First, in my view this is the wrong place for this as it should be presented to the Council.

Second, as Pete stated there are too many varibles here for this to work.
1. Maps scanned in the correct format(this will not work). How dos the certifier enter his information on the map(effective date and Certificate number)?
2. Do you think all have scanners?
3. The database can only be handled by one person to upload to USATF as well as the maps. You guys don't understand the process.
3. Yes, to have generic sheet for submitting data to a Certifier could work, but the Certifier must see the paper work.
4. Where is there a reduced workload?
5. Are there that many mistakes?

The system we have is working. This is a computer age, but some of these ideas in my view just will not work.
Gene, a few thoughts:

1. GIMP and numerous other free programs allow certifiers to easily open scanned images and drop in the date and cert #.
2. I believe all certifiers have scanners, on intuition rather than actual knowledge. I don't see how they can do their jobs without having one. I find scanners are becoming common now. Perfectly good scanners can be had for under $80.00 Here's an example of a highly-rated scanner available now for $65.00: Budget SCanner
3. I understand that NPOs and corporations all over the world employ inexpensive systems such as Microsoft Sharepoint, Google Cloud and others to do do exactly the type of thing we do, with all the appropriate permissions, review and edit platforms, and upload capabilities you could think of. No way our system is so arcane or abstruse that such a system cannot do everything we need and more. Lots of organizations have very similar document review processes which are readily supported by such software. Here are 5 popular free systems: Free Collaboration Software
4. In any of these systems, everyone in the process can see any paperwork at any time with the appropriate access le3vel.
5. The reduced workload comes from:
  • All scanning is done at the measurer or certifier level
  • The system is programmed to autocheck input format, arithmetic, and to require a minimum data set that we require as a condition of any certification application. It does away with paper. It creates electronic copies from the ground up that require little or no filing, and that are available to any appropriate person at any time.
    6. I do not know about the volume of errors at your level, Gene. I know there are more than enough at the certifier level. This system all but eliminates most errors at the source.
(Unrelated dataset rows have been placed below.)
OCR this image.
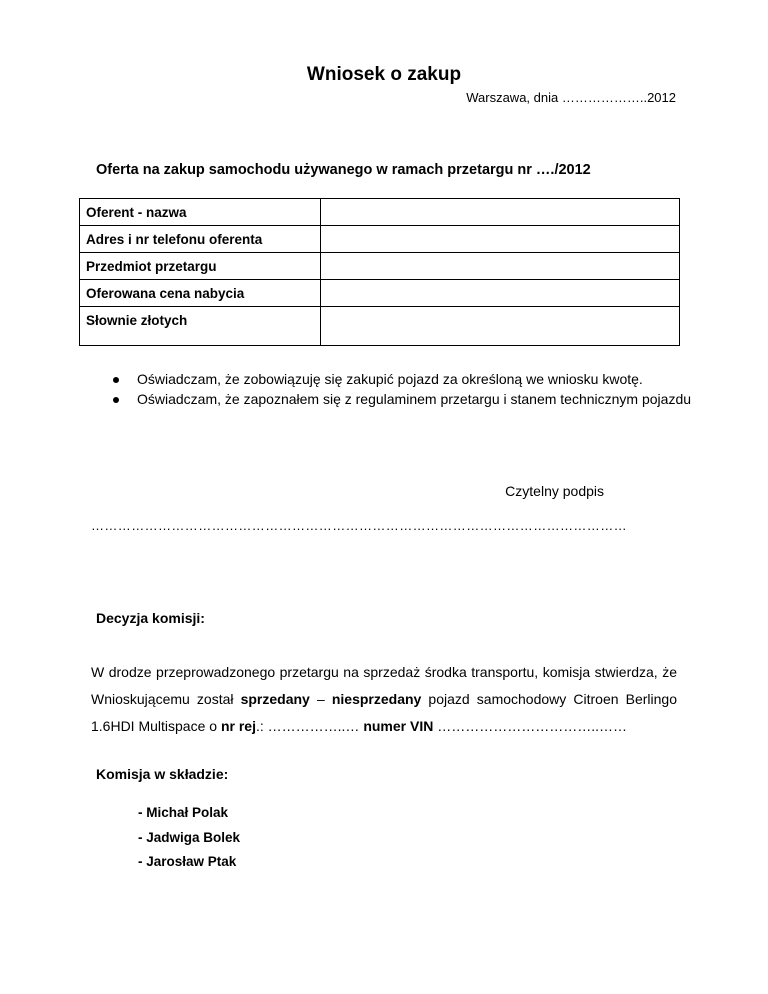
Wniosek o zakup
Warszawa, dnia ………………..2012
Oferta na zakup samochodu używanego w ramach przetargu nr …./2012
Oferent - nazwa	
Adres i nr telefonu oferenta	
Przedmiot przetargu	
Oferowana cena nabycia	
Słownie złotych	
Oświadczam, że zobowiązuję się zakupić pojazd za określoną we wniosku kwotę.
Oświadczam, że zapoznałem się z regulaminem przetargu i stanem technicznym pojazdu
Czytelny podpis
…………………………………………………………………………………………………………
Decyzja komisji:
W drodze przeprowadzonego przetargu na sprzedaż środka transportu, komisja stwierdza, że Wnioskującemu został sprzedany – niesprzedany pojazd samochodowy Citroen Berlingo 1.6HDI Multispace o nr rej.: ……………..… numer VIN ……………………………..……
Komisja w składzie:
- Michał Polak
- Jadwiga Bolek
- Jarosław Ptak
    These systems are commonplace in organizations all over the world today, large and small. Organizations do not use them because they want to look good to someone or because they are "cool". They are flexible, customizable, fluid productivity tools that have long ago proven their value to society.

    All for now.
  • (Note: I wrote this before seeing the latest post from Lyman-- I still have questions about a form that offers too much auto-correction. Agree about the relative ease of scanning though.)
    Two reactions:

    1. Regarding submissions I am leery of moving this to a computer-based format. Such formats, those I have encountered anyway, have in some cases over-represented the information a measurer has gathered, and in other cases under-reported information that should be there. I think a key thing is to try to gauge how well the measurer understands and follows the whole process, and I believe I get a better feel for that when they complete the paperwork following the standard form. Of course it's great if they scan and send it in, that way I can save it without accumulating huge piles of paper.

    2. Regarding storage of maps etc: I do think in the long term it would be good to look into whether these can be stored in a variety of formats and with more latitude regarding file size. Perhaps a small group can look into that, and report their findings?

    All certifiers don't have scanners! You would be surprised by how many Certifiers have a difficult time with GIMP.

    Just today, I received a couple of Certificate/maps that the certifier though all was correct. There were at least 8 mistakes. Some could have been avoided with a web base program(drop and sparation), but wrong code for Cert number, wrong effective dates and wrong distance labeled for half marathon.

    I don't see any real advantage as to these suggestions. There still must be checks on all information. Yes, it's nice if it's correct.

    Map formats are what USATF requires. We had this discussion before, hence the map thing is a dead issue.

    From what I understand, even you are making several mistakes with your submissions to Justin. This is not to be critical, but as far as I'm concerned this is a done topic on my end.
    I hear you saying you don't want to discuss this topic, Gene. I sense some irritation. I don't completely understand how this is, but I accept it. Do you have any objection to others of us out here continuing this discussion without you?

    One of the reasons I am in favor of an on line system is - that I make mistakes - . This is part of my motivation. Some of my measurers make as many or more mistakes than I.

    Any such system does not do away with the checks and balances of our process. In fact, it enables and expedites the process.

    If certifiers cannot afford a $65.00 scanner or take a few minutes to purchase one, then I could question whether they can afford $30.00 a year membership dues. That $65.00 scanner will last many years, over which time a lot more than $65.00 will have been paid in dues. If it last 10 years, for example, that's $6.50 a year, not counting the effective discount of at least 25% those of us who itemize their taxes get.

    And, Gene, FYI: none of this is intended to or will it do anyone out of a job.
    Bob makes a very valid point regarding looking at the submitted paperwork to judge validity of the process. I would therefore modify the proposed electronic submission process to only have Application information submitted via an online form. Measurement Data sheets would be a separate scan of the actual data sheets, as there are many formats that people use, even though we have a "standard" form.

    I have one measurer that gives me Target Clicks, Click Interval, and actual length of the segment. For the second ride, he gives me actual clicks, length of segment, and variance from first measurement. Very useful in my paperwork review, but it does not follow our normal format. I'm sure others have somewhat different submissions.

    Would it make sense to only have the Application Form as a Web-based measurer submission?